Books

How to teach children about child soldiers

Michel Chikwanine’s real-life graphic story is aimed at middle-school readers
An excert from, Child Soldier: When Boys and Girls Are Used in War, illutrated by Claudia Davila. (Claudia Davila)
An excerpt from Child Soldier: When Boys and Girls Are Used in War, illsutrated by Claudia Davila.  (Claudia Davila)
An excerpt from Child Soldier: When Boys and Girls Are Used in War, illustrated by Claudia Davila. (Claudia Davila)

Michel Chikwanine is 27 now, a student in the University of Toronto’s African studies program. He’s smart, engaging, charismatic, even. His present-day life makes his past path here even more unfathomable. Born in the Democratic Republic of the Congo, five-year-old Chikwanine was playing soccer with his best friend, Kevin, and other children when rebel soldiers kidnapped them. As depicted in a real-life graphic story aimed at middle-school readers, a rebel cut open Michel’s arm and inserted Brown Brown—a mix of cocaine and gunpowder—into the wound. Blindfolded and reeling from the drug, he was initiated into the life of a child soldier by being forced to shoot and kill Kevin.

Although Michel soon escaped and miraculously made his way home, the violence of the Great War of Africa—a wide-ranging conflict that killed six million people between 1998 and 2003—eventually followed him there. At age 10, beaten, sliced across the cheek and held immobile, he watched as soldiers raped his mother and sisters. Later, when the entire family was together in a Ugandan refugee camp, his father, a vocal human-rights advocate, was murdered. It was only then that Michel, his mother and youngest sister were fast-tracked as refugees to Canada. His older sisters, as adults, had to apply on their own. One disappeared, never to be seen again. The other did make it to Canada, bringing six children, her own and her sister’s.

Michel was 16 when he arrived in Canada, into cold he’d never dreamed of—Ottawa in January—and into a teenage milieu even more disorienting, where the biggest source of adolescent angst seemed to be having the wrong cellphone. “In my head, I was thinking first, ‘I want that phone, because I can’t afford it,’ ” Chikwanine wryly recalls in an interview. “And two, the girl complaining about the colour of her model didn’t know her cellphone was causing the war in the Congo, a war over minerals. That’s when I realized people need to know what’s causing conflict and atrocities across the world. They have no idea what being a refugee means. It means you’re a nobody—because you have no papers, you have no say in your life.”

It was easier said than done, of course, for a traumatized Chikwanine to recall his painful story for Child Soldier: When Boys and Girls Are Used in War, one of Kids Can Press’s CitizenKid books. The opportunity to do so arose when retired general and ex-senator Roméo Dallaire, now a full-time advocate for child soldiers, was unable to find the time to write such a book himself.

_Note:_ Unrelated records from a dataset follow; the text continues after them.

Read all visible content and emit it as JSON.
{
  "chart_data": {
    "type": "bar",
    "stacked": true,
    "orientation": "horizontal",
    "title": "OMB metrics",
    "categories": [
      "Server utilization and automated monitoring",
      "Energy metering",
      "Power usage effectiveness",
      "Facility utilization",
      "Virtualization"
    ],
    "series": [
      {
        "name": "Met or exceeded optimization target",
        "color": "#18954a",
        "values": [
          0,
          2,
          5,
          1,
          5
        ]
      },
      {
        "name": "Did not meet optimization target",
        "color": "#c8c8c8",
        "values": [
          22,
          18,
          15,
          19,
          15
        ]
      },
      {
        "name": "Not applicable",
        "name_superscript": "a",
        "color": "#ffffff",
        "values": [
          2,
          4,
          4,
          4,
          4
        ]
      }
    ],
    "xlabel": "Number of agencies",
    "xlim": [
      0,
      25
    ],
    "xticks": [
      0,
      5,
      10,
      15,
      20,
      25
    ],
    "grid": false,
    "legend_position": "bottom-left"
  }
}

Dallaire and Chikwanine, two survivors of the dark places, physical and psychological, evoked by Child Soldier, have a high regard for one another. Michel’s “lived experience, coupled with his powerful advocacy work, makes him a critical member” of the advisory council for Dallaire’s Child Soldiers Initiative, says the former general, while Chikwanine simply calls Dallaire “one of my greatest heroes.” On Oct. 6, when Michel formally launches his book at the Toronto Reference Library, Dallaire will introduce him.

Chikwanine had to sit down with co-author Jessica Dee Humphreys and, “day after day, go through my feelings back then,” then do it all over again with illustrator Claudia Davila. He’s rightly proud of the results. “Claudia portrayed the emotions that came out in a way younger children can take in.” Rather than depicting violence, Davila uses a palette that darkens when horrible events near, and a perspective that is always that of tiny Michel looking up at his larger tormentors.

Humphreys and Davila together handle the sexual assault at the Chikwanine home with an age-appropriate sensitivity. Chikwanine, though, is particularly pleased with the treatment of the years between the kidnapping and the attack on his family, the years of his “stripped-away” childhood. “Claudia does an incredible job of portraying my attempts to be a normal child again. I couldn’t play, I couldn’t pretend. I thought about Kevin every night.” Whatever children make of the rest of Michel’s story, that sadness will remain with them.